The short answer
Pick the structure that matches where you actually do business. If your customers, payments and team are in the United States, a US LLC is simple and well understood. If you are building across Europe, an EU company is the better base, and EU Inc aims to become the single EU-wide version of that once it becomes law. The catch is timing: EU Inc is a proposal expected around 2027-2028, so today you compare a US LLC against a national EU company you can form right now.
What each one is
A US LLC (limited liability company) is formed under the law of a single US state, such as Delaware or Wyoming. It gives you limited liability and, by default, "pass-through" taxation: the company itself usually pays no federal income tax, and profits are reported on the owners' personal returns. It is flexible, cheap and popular with freelancers, holding structures and US-facing small businesses.
An EU Inc would be a company incorporated under the 28th Regime, an optional EU-wide legal form recognised in all 27 member states from the moment it is formed. One registration, one legal identity, the whole single market. It is designed to be fully digital, set up in around 48 hours for at most €100, with no minimum capital and an EU-wide employee stock option framework. It is not a product you can buy yet.
"EU Inc vs US LLC" is really two questions. EU vs US is about which market you are building for. LLC vs corporation is about how you raise money: a US LLC is a poor fit for venture capital, where founders use a Delaware C-Corp, and in Europe the equivalent is a normal company that EU Inc would unify.
EU Inc vs US LLC, side by side
| Feature | EU Inc (proposed) | US LLC |
|---|---|---|
| Legal nature | Optional EU-wide company form | US state-level limited liability company |
| Status | Proposal, expected around 2027-2028 | Live, long established |
| Where it is valid | All 27 EU member states | The US; not an EU entity |
| Formation | Fully digital, target around 48 hours | Online via a state, often days to a couple of weeks |
| Cost to form | At most €100 (proposed) | Roughly $35 to $500 state fee, varies |
| Minimum capital | None (€0 to €1) | None |
| Default taxation | Corporate tax where resident and operating | Pass-through to owners (can elect corporate) |
| Venture-capital fit | Built for EU startups, EU-wide stock options | Poor; VCs prefer a Delaware C-Corp |
| Best for | Founders building across the EU | US-facing business, solo founders, holding |
How they are taxed
The biggest practical difference is tax treatment. A US LLC is, by default, pass-through: the entity does not pay income tax itself, and profits flow to the owners, who pay tax where they are liable. That is simple for a US-resident owner, but for a non-US founder it creates US filing duties (an EIN, and forms such as 5472 for a foreign-owned single-member LLC) without necessarily removing tax at home.

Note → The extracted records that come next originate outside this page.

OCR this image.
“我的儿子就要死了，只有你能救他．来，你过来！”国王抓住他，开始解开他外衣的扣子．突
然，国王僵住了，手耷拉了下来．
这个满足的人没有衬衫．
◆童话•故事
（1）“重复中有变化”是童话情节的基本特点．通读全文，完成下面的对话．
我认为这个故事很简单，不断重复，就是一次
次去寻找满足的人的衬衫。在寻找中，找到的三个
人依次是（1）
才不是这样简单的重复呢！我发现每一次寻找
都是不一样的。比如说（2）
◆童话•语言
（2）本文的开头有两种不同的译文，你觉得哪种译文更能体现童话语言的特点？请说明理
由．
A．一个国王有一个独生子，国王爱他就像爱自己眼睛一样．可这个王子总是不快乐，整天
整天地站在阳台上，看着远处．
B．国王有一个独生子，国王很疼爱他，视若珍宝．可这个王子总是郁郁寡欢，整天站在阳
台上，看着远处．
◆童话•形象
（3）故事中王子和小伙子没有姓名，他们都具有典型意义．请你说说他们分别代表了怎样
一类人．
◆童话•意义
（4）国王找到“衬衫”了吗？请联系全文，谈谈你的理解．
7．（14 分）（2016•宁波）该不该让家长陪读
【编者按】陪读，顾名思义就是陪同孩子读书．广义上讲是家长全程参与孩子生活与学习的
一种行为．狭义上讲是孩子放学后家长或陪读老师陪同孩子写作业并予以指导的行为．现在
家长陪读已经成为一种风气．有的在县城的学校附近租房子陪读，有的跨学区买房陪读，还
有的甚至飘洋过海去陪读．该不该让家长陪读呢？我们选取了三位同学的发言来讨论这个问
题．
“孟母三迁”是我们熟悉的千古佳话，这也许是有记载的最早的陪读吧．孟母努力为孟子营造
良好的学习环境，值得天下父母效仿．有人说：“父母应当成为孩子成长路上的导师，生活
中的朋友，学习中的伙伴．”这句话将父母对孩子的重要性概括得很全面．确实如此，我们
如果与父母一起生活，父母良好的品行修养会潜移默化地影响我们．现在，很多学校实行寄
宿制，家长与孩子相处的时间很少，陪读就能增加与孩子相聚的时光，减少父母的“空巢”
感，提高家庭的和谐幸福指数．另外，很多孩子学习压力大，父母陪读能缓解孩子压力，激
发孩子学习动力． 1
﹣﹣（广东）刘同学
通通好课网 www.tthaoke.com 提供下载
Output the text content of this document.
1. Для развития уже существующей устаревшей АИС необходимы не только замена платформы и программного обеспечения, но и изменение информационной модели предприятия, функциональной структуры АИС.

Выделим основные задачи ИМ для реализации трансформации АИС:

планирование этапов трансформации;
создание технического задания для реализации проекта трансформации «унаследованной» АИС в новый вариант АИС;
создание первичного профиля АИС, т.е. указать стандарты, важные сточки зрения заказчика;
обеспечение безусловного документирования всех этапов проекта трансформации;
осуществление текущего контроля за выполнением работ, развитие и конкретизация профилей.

An EU company, and a future EU Inc, pays corporate tax where it is tax-resident and where it operates, at the national rate of that country. EU Inc would not change this: it harmonises company law, not tax. We explain that split in EU Inc taxes. Wherever you incorporate, get advice for your own situation, structure does not override where you genuinely live and work.
What investors prefer
If you plan to raise money, the structure matters more than the marketing. Venture investors want preferred shares, clean cap tables and an option pool. A US LLC does not provide those well, which is why US startups raising venture capital convert to or start as a Delaware C-Corp. In Europe, investors back national companies today, and a major aim of EU Inc is to give European founders one investable, EU-wide form so they no longer default to a US incorporation just to raise. That is the gap the 28th Regime is trying to close.
Which one to choose
- Choose a US LLC if your revenue, customers and banking are mostly American, you want pass-through simplicity, or US clients expect a US vendor.
- Choose an EU company (and EU Inc later) if your market, team or fundraising is in Europe, or you want EU credibility, EU VAT and SEPA, and GDPR-native operations.
- Raising venture capital? A US LLC is the wrong tool. Today that is a Delaware C-Corp or an EU company depending on where your investors are; EU Inc is built to become the EU answer.
What you can do today
Because EU Inc is not live, the practical decision is a US LLC versus an EU company you can form online now. The closest thing to EU Inc that already exists is an Estonian company via e-Residency, fully remote and often ready in about three days. We compare every EU jurisdiction on cost, tax and setup time so you can choose with confidence.